Last week I discussed some issues that make getting a job in the game industry slightly different than some other fields. This week I'll discuss one of the practical side effects of this difference: location. Although jobs in the game industry are spread out all over the world, they tend to cluster in certain areas. If you live in one of those clusters, then it will be much easier for you to find a job. If you don't, then get ready to move!
When it comes to location, the game industry is much like other entertainment industries. For the music industry, the main hub is Nashville. For dance and stage acting it's New York. For movies, Hollywood. So where are the major hubs of activity for the game industry?
Although there is no single location that companies flock to for the game industry, there are several cities that have become prominent hubs:
- Los Angeles, CA - not surprising since its home to the entertainment industry in general
- San Francisco, CA - especially prominent for the games journalism and marketing sectors
- Seattle, WA - must have something to do with a small company started by Bill Gates
- Austin, TX - mostly known for a wealth of smaller independent studios
While there are locations scattered across the U.S. (and the world) where you can find a job in the game industry, you increase your likelihood of getting a job if you live in one of these key hubs.
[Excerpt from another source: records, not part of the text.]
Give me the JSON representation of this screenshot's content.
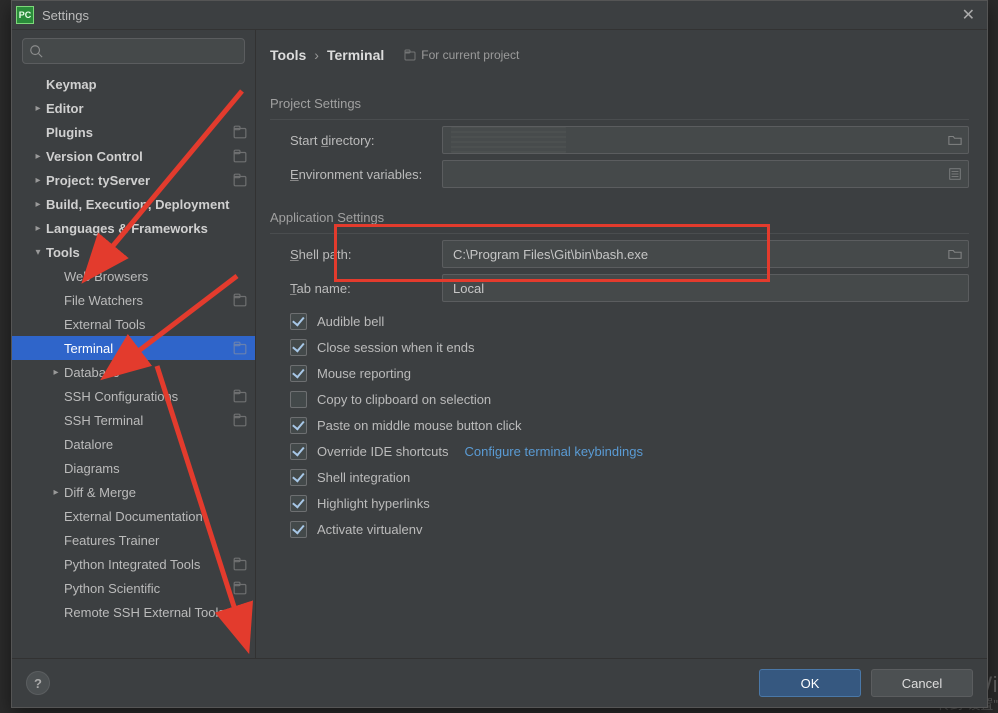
{
  "window": {
    "title": "Settings",
    "app_icon_text": "PC"
  },
  "search": {
    "placeholder": ""
  },
  "sidebar": {
    "nodes": [
      {
        "label": "Keymap",
        "bold": true,
        "arrow": "",
        "indent": 0
      },
      {
        "label": "Editor",
        "bold": true,
        "arrow": ">",
        "indent": 0
      },
      {
        "label": "Plugins",
        "bold": true,
        "arrow": "",
        "indent": 0,
        "proj": true
      },
      {
        "label": "Version Control",
        "bold": true,
        "arrow": ">",
        "indent": 0,
        "proj": true
      },
      {
        "label": "Project: tyServer",
        "bold": true,
        "arrow": ">",
        "indent": 0,
        "proj": true
      },
      {
        "label": "Build, Execution, Deployment",
        "bold": true,
        "arrow": ">",
        "indent": 0
      },
      {
        "label": "Languages & Frameworks",
        "bold": true,
        "arrow": ">",
        "indent": 0
      },
      {
        "label": "Tools",
        "bold": true,
        "arrow": "v",
        "indent": 0
      },
      {
        "label": "Web Browsers",
        "arrow": "",
        "indent": 1
      },
      {
        "label": "File Watchers",
        "arrow": "",
        "indent": 1,
        "proj": true
      },
      {
        "label": "External Tools",
        "arrow": "",
        "indent": 1
      },
      {
        "label": "Terminal",
        "arrow": "",
        "indent": 1,
        "selected": true,
        "proj": true
      },
      {
        "label": "Database",
        "arrow": ">",
        "indent": 1
      },
      {
        "label": "SSH Configurations",
        "arrow": "",
        "indent": 1,
        "proj": true
      },
      {
        "label": "SSH Terminal",
        "arrow": "",
        "indent": 1,
        "proj": true
      },
      {
        "label": "Datalore",
        "arrow": "",
        "indent": 1
      },
      {
        "label": "Diagrams",
        "arrow": "",
        "indent": 1
      },
      {
        "label": "Diff & Merge",
        "arrow": ">",
        "indent": 1
      },
      {
        "label": "External Documentation",
        "arrow": "",
        "indent": 1
      },
      {
        "label": "Features Trainer",
        "arrow": "",
        "indent": 1
      },
      {
        "label": "Python Integrated Tools",
        "arrow": "",
        "indent": 1,
        "proj": true
      },
      {
        "label": "Python Scientific",
        "arrow": "",
        "indent": 1,
        "proj": true
      },
      {
        "label": "Remote SSH External Tools",
        "arrow": "",
        "indent": 1
      }
    ]
  },
  "breadcrumb": {
    "root": "Tools",
    "leaf": "Terminal",
    "forproj": "For current project"
  },
  "project_settings": {
    "title": "Project Settings",
    "start_dir_label": "Start directory:",
    "env_label": "Environment variables:"
  },
  "app_settings": {
    "title": "Application Settings",
    "shell_label": "Shell path:",
    "shell_value": "C:\\Program Files\\Git\\bin\\bash.exe",
    "tab_label": "Tab name:",
    "tab_value": "Local",
    "checks": [
      {
        "label": "Audible bell",
        "checked": true
      },
      {
        "label": "Close session when it ends",
        "checked": true
      },
      {
        "label": "Mouse reporting",
        "checked": true
      },
      {
        "label": "Copy to clipboard on selection",
        "checked": false
      },
      {
        "label": "Paste on middle mouse button click",
        "checked": true
      },
      {
        "label": "Override IDE shortcuts",
        "checked": true,
        "link": "Configure terminal keybindings"
      },
      {
        "label": "Shell integration",
        "checked": true
      },
      {
        "label": "Highlight hyperlinks",
        "checked": true
      },
      {
        "label": "Activate virtualenv",
        "checked": true
      }
    ]
  },
  "footer": {
    "ok": "OK",
    "cancel": "Cancel",
    "help": "?"
  },
  "watermark": {
    "big": "激活 Wi",
    "small": "转到\"设置\""
  }
}
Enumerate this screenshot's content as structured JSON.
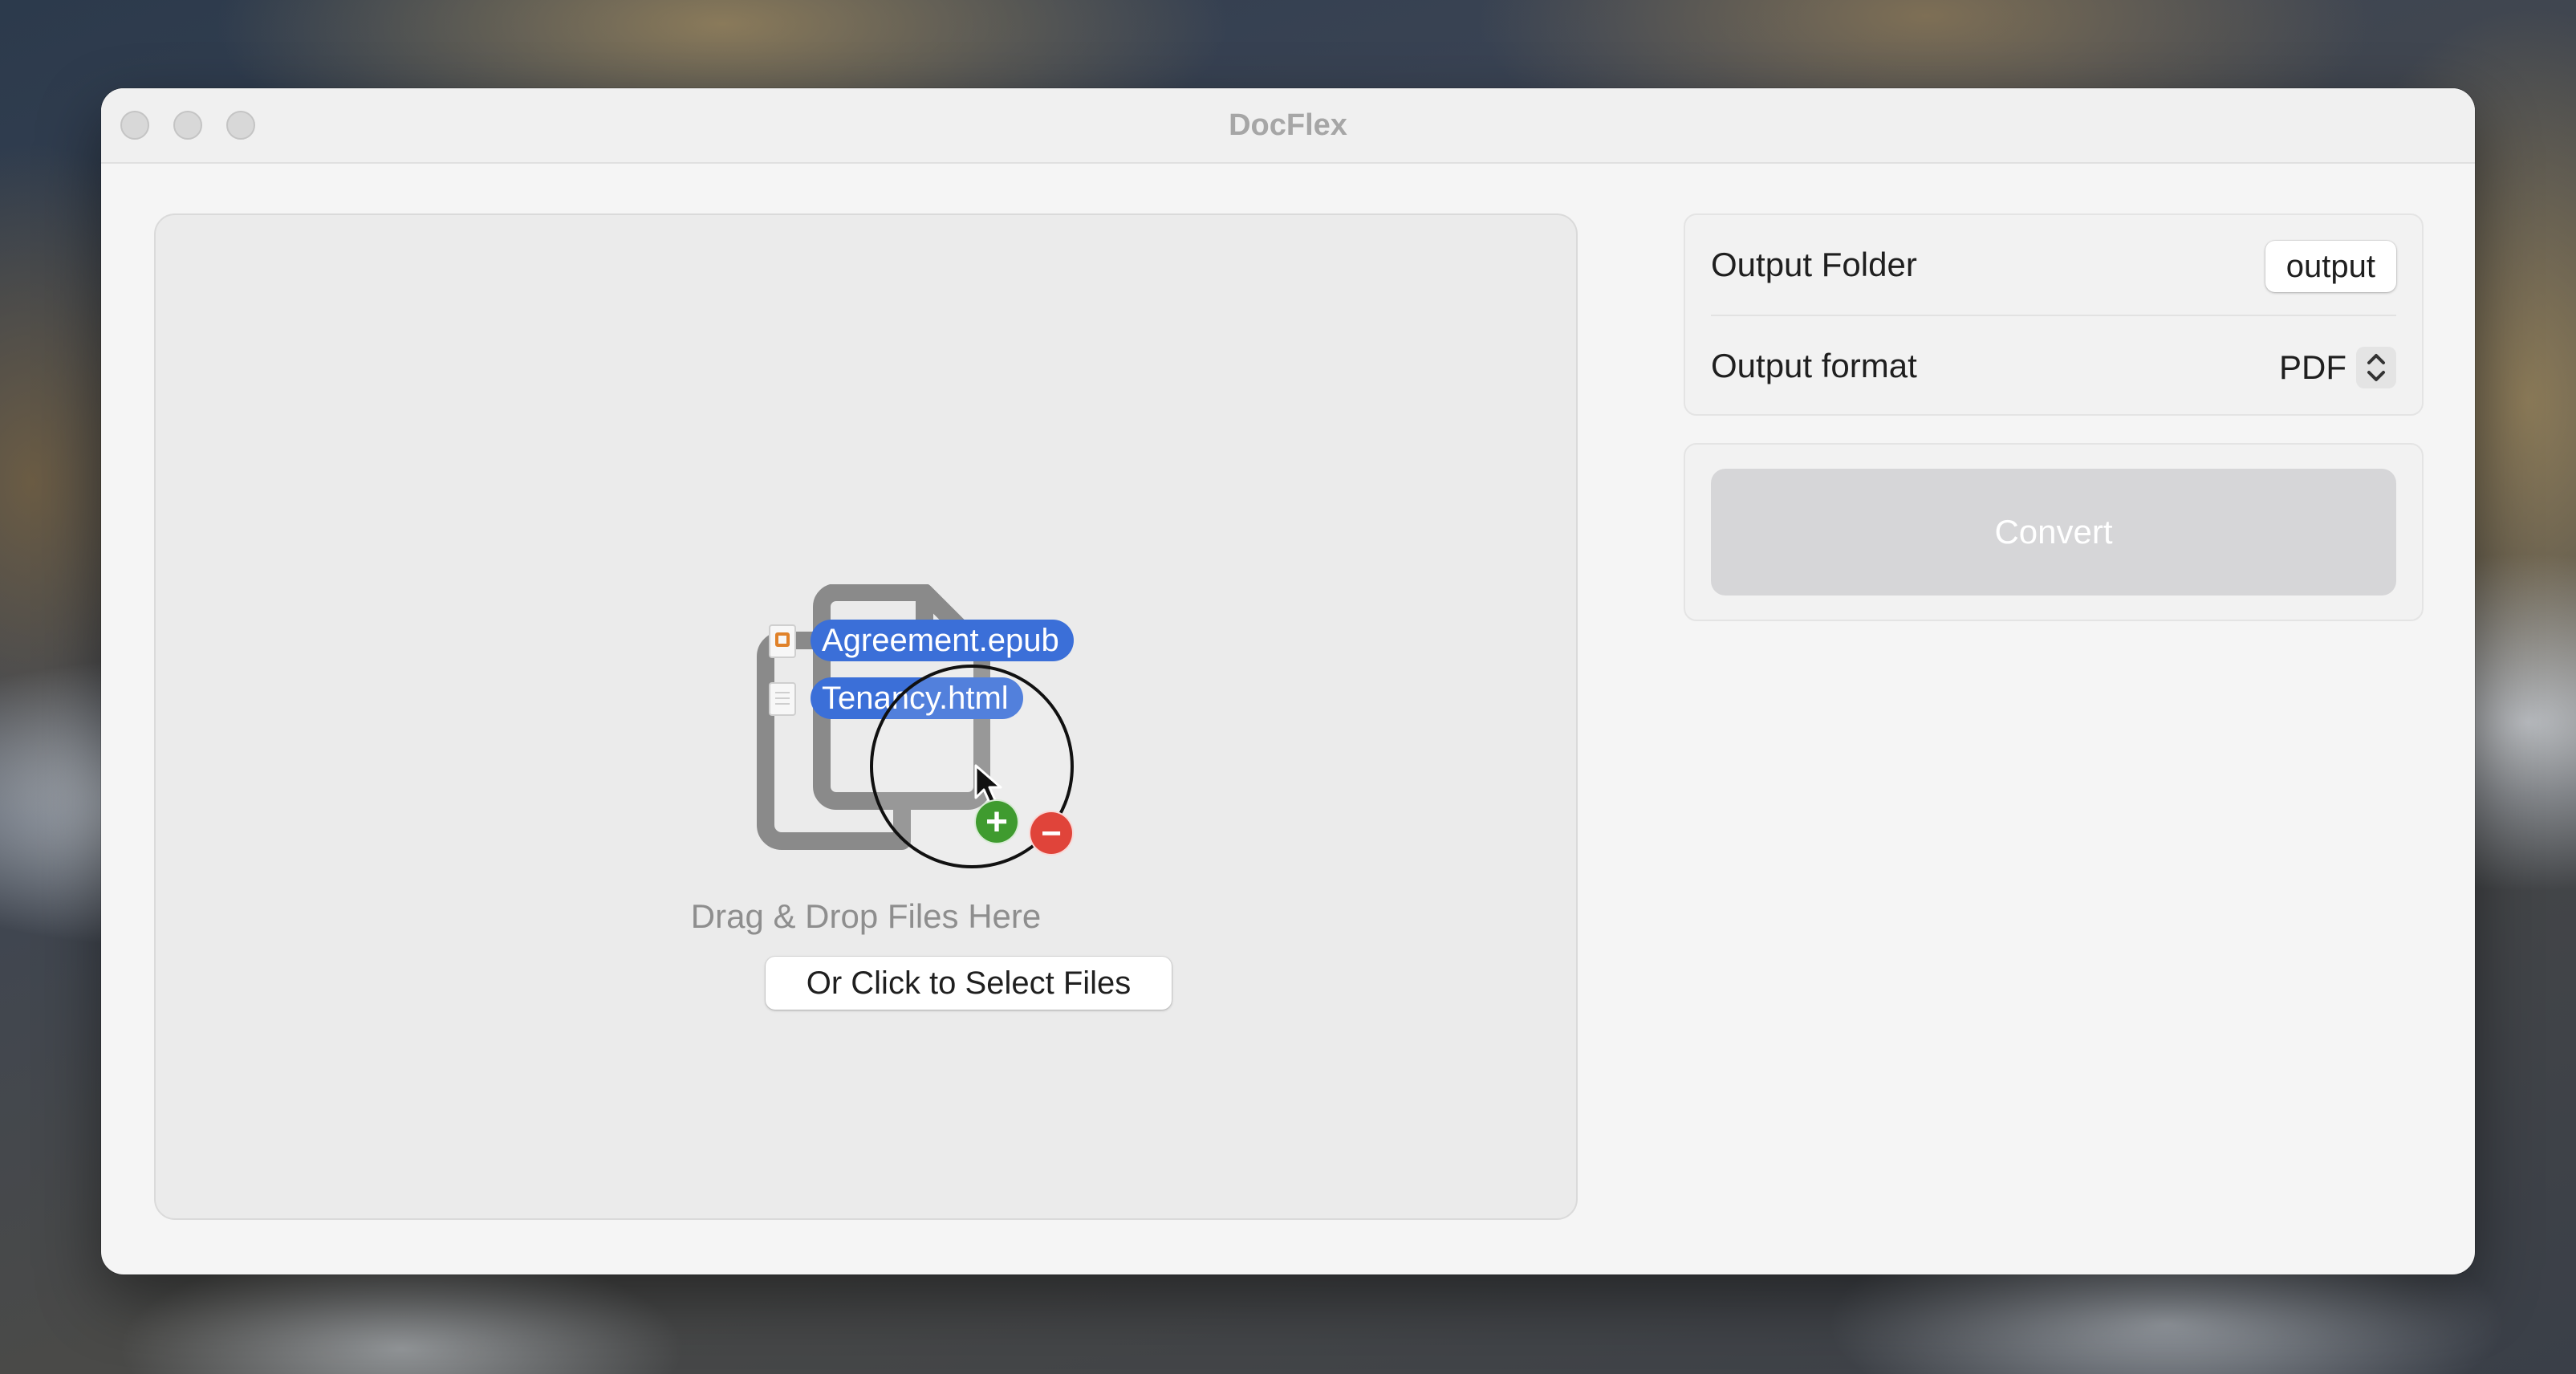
{
  "window": {
    "title": "DocFlex"
  },
  "drop_zone": {
    "drag_label": "Drag & Drop Files Here",
    "select_button": "Or Click to Select Files",
    "dragged_files": [
      {
        "name": "Agreement.epub",
        "icon": "epub-file-icon"
      },
      {
        "name": "Tenancy.html",
        "icon": "html-file-icon"
      }
    ],
    "drag_badges": [
      "plus-badge-icon",
      "minus-badge-icon"
    ]
  },
  "settings": {
    "output_folder_label": "Output Folder",
    "output_folder_value": "output",
    "output_format_label": "Output format",
    "output_format_value": "PDF"
  },
  "convert": {
    "label": "Convert",
    "enabled": false
  },
  "colors": {
    "selection_blue": "#3b6fd8",
    "convert_disabled": "#d6d6d8",
    "plus_green": "#3f9b2f",
    "minus_red": "#e0443a"
  }
}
The need to be willing to relocated was particularly relevant to my situation.
At the time that I began considering a move into the game industry, I was living in Grand Junction, CO. This is a moderate sized city close to the border of Utah. The closest large cities were Salt Lake City, UT to the west and Denver, CO to the east, each about 250 miles away. Suffice to say that Grand Junction is too small to have any game-related companies, so I knew I was going to have to move. If I wanted to stay relatively close to "home", then both Salt Lake City and Denver were prospects.
Unfortunately, there are only a handful of game companies in both Salt Lake City and Denver. In order to find a job in the game industry, I had to expand my horizons. So I extended my search to include the western half of the United States. I landed my first job in Dallas, TX. This meant moving 1000 miles away from my family in Grand Junction, but it was a move I was willing to take.
After the studio in Dallas laid off many of its employees, I was faced with an even more difficult decision. With the economic and job situation at the time, I was forced to consider any job in any location in the United States. Even that wasn't enough, and eventually I took a job in Canada!
The moral of this story: to get your first job in the game industry you'll probably have to move. To get your second job in the game industry, you'll probably have to move.
Unfortunately, the game industry is also pretty notorious for high rates of turnover. That means that you probably won't only move once during your game career. You may move every time you get another job. This is where living in a hub that has many game companies becomes a real advantage. The more game companies that are in the area, the less likely that you'll have to pack your bags every time something changes.
A particularly useful resource in this regard is David Perry's Game Industry Map located at http://www.gameindustrymap.com. This site allows you to search the world for game related companies. If you search for a particular location, it will show you a map identifying all of the game related companies in that area. It's like the Google Maps of the game industry!